Encastado, el que más, el segundo toro de la tarde. Tuvo la desgracia, pues la suerte en el sorteo no solo es para los toreros, de caer en la bolita de López Simón, que emprende una nueva etapa, sin apoderado. Sin embargo, pocas han sido las diferencias. Sigue vulgar, trapacero y careciendo de temple y mando, situándose al hilo del pitón y escondiendo “la pata”. El toro acudía con alegría, humillación, recorrido y vibración en las embestidas, en definitiva: casta. Peores fueron los pasajes por la zocata: sí, peor, aunque parezca imposible. Además, demostró una apabullante incapacidad para leer el trascurso de la lidia, del comportamiento del toro: lo exigía todo por abajo, y ese empeño de pegar banderazos, lo que estuvo a punto de costarle muy caro. Sin tenerse en cuenta que no vacío ni un solo muletazo (aunque fuera más apropiado llamarlos mantazos), empeñado en el tiovivo, como si fuera la babosa de otras tardes. Lo sorprendente fue su ejecución de la suerte suprema: tirándose sobre los pitones. El estoque cayó en el hoyo de las agujas, fulminando el toro, tras una importante paliza. Oreja ante el fervor popular. En la misma línea se mantuvo con el quinto: un toro sin casta ni transmisión, pero enclasado. Trapazo por aquí, trapazo por allí. Ventaja así y asá. Un despropósito. Esta vez ejecutó la suerte de forma “normal”, pero no como mandan los cánones… Pero esto ya es una batalla perdida. La estocada cayó trasera y caída, lo cual, junto con la pésima faena, no fue óbice para que se le regalara la oreja que posibilitaba su salida en volandas.

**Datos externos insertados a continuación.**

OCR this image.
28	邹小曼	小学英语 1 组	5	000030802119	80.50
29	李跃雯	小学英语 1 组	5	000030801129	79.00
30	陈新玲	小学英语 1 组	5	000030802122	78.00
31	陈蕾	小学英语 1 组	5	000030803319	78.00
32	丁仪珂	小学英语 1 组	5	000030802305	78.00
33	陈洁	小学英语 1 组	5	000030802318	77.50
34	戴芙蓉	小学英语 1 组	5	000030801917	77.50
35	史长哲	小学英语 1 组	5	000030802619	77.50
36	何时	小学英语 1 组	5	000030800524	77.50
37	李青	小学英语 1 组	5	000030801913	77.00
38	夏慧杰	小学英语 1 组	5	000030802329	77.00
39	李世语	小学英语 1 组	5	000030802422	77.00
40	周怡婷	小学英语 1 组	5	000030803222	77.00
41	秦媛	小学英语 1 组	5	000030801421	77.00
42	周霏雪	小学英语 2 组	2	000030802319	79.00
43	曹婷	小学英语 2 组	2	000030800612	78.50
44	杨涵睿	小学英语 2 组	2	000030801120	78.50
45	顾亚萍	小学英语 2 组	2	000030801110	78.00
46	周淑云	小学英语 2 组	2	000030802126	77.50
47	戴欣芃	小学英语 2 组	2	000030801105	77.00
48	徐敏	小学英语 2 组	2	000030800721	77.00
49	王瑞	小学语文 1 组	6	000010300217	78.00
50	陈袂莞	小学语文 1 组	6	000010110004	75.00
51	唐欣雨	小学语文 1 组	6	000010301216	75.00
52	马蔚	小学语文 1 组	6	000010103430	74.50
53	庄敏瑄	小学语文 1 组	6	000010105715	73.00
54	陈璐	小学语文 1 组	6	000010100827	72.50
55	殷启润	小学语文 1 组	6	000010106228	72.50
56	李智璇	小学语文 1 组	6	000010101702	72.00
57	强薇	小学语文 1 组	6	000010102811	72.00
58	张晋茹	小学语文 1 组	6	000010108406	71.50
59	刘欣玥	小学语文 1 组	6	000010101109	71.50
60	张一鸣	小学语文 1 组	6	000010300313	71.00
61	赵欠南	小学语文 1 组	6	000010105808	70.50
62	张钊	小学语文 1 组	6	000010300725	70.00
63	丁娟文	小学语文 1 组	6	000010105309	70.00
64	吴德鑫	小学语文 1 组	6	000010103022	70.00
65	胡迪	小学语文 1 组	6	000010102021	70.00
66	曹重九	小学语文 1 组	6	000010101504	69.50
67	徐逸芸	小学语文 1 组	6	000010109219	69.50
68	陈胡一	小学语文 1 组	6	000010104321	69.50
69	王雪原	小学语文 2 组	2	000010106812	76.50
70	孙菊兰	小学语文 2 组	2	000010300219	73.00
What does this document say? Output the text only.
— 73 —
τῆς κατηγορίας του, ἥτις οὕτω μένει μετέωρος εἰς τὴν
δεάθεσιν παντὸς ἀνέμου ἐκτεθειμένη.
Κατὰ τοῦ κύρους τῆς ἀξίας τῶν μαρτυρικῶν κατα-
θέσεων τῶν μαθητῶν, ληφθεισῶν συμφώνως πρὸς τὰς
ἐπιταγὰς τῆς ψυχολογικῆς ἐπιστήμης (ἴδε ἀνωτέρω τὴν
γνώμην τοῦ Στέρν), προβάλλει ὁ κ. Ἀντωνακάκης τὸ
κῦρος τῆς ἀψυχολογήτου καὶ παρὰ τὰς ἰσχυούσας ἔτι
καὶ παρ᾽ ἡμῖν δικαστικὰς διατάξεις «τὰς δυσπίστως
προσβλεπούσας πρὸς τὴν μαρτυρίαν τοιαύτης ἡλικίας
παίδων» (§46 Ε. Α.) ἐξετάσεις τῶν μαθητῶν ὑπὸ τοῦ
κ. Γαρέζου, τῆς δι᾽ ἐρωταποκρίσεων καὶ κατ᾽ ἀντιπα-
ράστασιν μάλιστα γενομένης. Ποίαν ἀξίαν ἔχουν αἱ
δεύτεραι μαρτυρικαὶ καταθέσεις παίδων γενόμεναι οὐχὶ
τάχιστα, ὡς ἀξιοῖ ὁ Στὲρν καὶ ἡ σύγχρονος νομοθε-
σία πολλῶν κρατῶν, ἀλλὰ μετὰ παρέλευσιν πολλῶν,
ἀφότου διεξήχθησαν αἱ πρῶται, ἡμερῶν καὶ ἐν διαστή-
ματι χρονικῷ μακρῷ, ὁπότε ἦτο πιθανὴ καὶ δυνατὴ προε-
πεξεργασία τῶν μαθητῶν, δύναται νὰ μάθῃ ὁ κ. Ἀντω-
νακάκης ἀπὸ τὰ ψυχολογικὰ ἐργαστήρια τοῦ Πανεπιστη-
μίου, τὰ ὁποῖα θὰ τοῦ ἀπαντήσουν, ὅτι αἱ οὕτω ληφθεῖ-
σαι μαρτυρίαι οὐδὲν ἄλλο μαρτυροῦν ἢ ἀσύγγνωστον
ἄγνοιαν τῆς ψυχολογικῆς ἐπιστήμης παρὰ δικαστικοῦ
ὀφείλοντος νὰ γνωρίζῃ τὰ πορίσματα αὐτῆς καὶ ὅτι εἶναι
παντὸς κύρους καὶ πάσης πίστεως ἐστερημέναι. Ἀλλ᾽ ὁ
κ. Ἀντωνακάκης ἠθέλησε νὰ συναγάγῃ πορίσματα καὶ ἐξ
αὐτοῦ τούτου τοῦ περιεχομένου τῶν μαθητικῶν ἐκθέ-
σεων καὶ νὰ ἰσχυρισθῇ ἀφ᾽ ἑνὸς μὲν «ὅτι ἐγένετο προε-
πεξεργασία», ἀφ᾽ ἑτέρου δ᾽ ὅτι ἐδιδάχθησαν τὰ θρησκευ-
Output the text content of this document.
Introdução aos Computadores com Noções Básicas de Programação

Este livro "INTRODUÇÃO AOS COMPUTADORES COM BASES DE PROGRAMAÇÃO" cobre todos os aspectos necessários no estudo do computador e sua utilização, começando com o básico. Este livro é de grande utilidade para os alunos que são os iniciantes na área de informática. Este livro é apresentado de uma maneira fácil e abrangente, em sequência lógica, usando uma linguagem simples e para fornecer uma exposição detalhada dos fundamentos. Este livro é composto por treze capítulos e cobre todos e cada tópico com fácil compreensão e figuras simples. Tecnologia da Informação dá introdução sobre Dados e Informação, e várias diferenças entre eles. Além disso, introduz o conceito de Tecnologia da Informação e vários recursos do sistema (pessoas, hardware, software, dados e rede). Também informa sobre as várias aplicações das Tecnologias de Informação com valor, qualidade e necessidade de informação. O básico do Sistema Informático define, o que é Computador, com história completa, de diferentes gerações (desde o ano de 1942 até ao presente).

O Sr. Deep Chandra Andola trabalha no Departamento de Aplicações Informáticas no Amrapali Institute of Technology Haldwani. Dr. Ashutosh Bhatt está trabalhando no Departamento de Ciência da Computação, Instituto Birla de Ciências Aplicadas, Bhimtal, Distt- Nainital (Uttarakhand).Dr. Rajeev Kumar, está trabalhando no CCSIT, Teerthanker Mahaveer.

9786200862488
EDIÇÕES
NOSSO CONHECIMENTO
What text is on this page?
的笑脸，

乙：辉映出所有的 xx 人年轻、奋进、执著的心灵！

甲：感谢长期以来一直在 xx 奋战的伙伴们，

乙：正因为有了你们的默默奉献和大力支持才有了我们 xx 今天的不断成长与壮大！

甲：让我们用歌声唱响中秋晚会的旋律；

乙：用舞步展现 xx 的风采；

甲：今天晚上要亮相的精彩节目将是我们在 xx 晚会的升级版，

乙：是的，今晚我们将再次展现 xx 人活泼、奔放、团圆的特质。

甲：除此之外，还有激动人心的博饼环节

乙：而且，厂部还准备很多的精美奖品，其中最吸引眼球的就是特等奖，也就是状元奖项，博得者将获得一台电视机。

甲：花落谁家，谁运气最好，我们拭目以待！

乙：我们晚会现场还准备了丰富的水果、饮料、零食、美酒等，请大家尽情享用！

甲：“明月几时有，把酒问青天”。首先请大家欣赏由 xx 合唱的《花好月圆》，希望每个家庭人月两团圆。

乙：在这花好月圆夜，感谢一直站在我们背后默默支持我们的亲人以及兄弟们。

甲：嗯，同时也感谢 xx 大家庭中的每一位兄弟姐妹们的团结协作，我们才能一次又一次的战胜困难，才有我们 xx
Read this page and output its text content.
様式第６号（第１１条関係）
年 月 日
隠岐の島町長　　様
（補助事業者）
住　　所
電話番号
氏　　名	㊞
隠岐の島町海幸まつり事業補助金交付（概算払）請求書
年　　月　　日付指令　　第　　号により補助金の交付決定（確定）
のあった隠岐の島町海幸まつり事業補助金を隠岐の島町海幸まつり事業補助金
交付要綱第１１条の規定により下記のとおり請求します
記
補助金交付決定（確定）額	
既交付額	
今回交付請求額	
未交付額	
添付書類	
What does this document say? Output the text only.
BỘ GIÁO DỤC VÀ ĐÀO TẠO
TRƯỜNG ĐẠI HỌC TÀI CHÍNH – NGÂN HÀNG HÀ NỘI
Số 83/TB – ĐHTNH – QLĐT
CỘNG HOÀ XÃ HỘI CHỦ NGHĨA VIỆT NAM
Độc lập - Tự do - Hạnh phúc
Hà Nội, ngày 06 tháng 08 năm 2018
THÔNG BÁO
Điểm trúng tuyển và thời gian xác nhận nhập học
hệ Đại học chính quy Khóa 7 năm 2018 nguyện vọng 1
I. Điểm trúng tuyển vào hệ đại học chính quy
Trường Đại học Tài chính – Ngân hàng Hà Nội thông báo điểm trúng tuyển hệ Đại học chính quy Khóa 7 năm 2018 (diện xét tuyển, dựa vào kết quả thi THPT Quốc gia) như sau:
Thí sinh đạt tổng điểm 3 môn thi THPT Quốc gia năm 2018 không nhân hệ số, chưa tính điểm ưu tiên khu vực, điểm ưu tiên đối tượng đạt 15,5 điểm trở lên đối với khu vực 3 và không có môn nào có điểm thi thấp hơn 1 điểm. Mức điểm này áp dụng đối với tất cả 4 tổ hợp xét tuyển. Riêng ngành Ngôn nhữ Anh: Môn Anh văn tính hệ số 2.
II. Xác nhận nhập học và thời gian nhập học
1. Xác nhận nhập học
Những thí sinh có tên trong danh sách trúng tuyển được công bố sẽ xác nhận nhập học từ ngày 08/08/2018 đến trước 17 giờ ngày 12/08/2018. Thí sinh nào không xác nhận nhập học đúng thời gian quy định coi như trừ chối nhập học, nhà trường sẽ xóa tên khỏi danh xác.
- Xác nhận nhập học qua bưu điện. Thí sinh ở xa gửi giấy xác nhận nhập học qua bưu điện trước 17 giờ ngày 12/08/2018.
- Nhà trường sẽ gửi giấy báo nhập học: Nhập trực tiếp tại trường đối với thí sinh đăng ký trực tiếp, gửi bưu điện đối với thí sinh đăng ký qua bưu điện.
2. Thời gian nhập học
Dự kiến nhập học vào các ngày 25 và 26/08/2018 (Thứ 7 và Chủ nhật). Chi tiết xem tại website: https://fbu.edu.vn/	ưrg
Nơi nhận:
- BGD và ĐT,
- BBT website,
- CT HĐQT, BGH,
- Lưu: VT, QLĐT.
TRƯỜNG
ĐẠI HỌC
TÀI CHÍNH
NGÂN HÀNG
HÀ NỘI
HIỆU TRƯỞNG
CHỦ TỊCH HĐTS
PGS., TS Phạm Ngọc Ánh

Y se presentó Ginés Marín en tierras navarras, tras actuaciones superlativas en Madrid. No fue esta su tarde, al menos en su primero. Toro de embestidas humilladas, con ritmo, clase, nobleza y longitud, pero, sobre todo, profundidad. Hizo eso que tanto gusta a taurinos y toreristas: el avión. Sus hechuras recordaron a los queridos “condes”, de la Corte, claro. Por debajo anduvo Marín. Le costó mandar y templar las embestidas del toro, provocando que se derrumbara en repetidas ocasiones. En definitiva, puede afirmarse, con toda rotundidad, que hubo muchísimo más toro que torero. Lo pincho en diversas ocasiones, para dejar, finalmente, una buena estocada. Siguiendo la tónica de la tarde, hubiera arrancado las dos orejas. Fue su último toro un animal con clase, pero con mucha sosería, que acabó yendo a mejor, sobre todo por el izquierdo. Por ese pitón logró Marín, junto a algunos naturales en su primero, los momentos de más calidad, toreros, puros y profundos de la tarde; destacando dos naturales a pies juntos y un pase de pecho. Tiró al toro sin puntilla para recibir un regalo equiparable a la suma del correspondiente a su cumpleaños, santo y Epifanía.

Plaza de Toros de la Misericordia de Pamplona, toros de Don Victoriano del Río y Toros de Cortés (4º y 6º) para Sebastián Castella: oreja y silencio tras dos avisos; Alberto López Simón: oreja y oreja; Ginés Marín: vuelta al ruedo y dos orejas. Entrada: Lleno.